Ma veniamo al secondo punto, l’unico, finora, certo. Il fatto gravissimo, a mio parere, su cui non ci si è soffermati a riflettere, è l’ invalicabilità della soglia del 75% di docenti, a cui attribuire la valutazione di “merito”. Come fare a stabilire quale 25% è indegno di tale “qualifica meritoria”? E se, in una scuola, i meritevoli fossero il 100 % o il 99 %, si sceglierebbe necessariamente ” a sorteggio”?

L’ironia della domanda non faccia sottovalutare il problema. Si ha un’ idea del profondo stato di prostrazione e dello stress ingenerato da un meccanismo che bolla “necessariamente” un 25 %” con l’epiteto di “immeritevoli” solo per l’esistenza di una “barriera numerica invalicabile”?

E come non prevedere uno stato di conflittualità perenne all’interno della classe docente, conflittualità assolutamente in antitesi con un’attività che richiede costante collaborazione e unità di intenti?

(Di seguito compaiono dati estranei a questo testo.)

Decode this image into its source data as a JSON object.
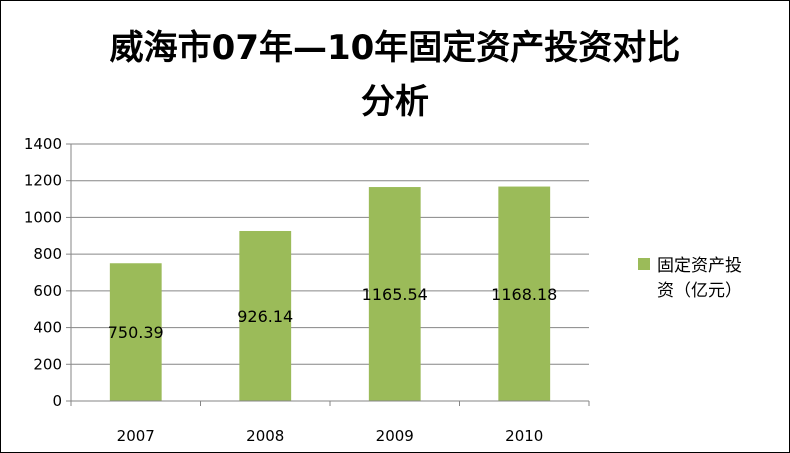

Per concludere, quanto agli effetti devastanti prevedibili in tale contesto, basti pensare a recenti studi, che hanno rivelato che i docenti, già adesso, sono i più esposti a malattie invalidanti da stress fino a formazioni neoplastiche (tumori) sempre derivate da stress, figuriamoci cosa potrebbe accadere con tali conflittualità costanti tra insegnanti di serie A e di serie B ? Personalmente, sono convinta che, il fine ultimo di questa tanto decantata meritocrazia ( che ovviamente ci si guarda bene dall’applicare in politica! ), sia solo quello di dividere irreparabilmente la categoria docenti “così politicamente inculcatrice”, ma io sarò maliziosa!!!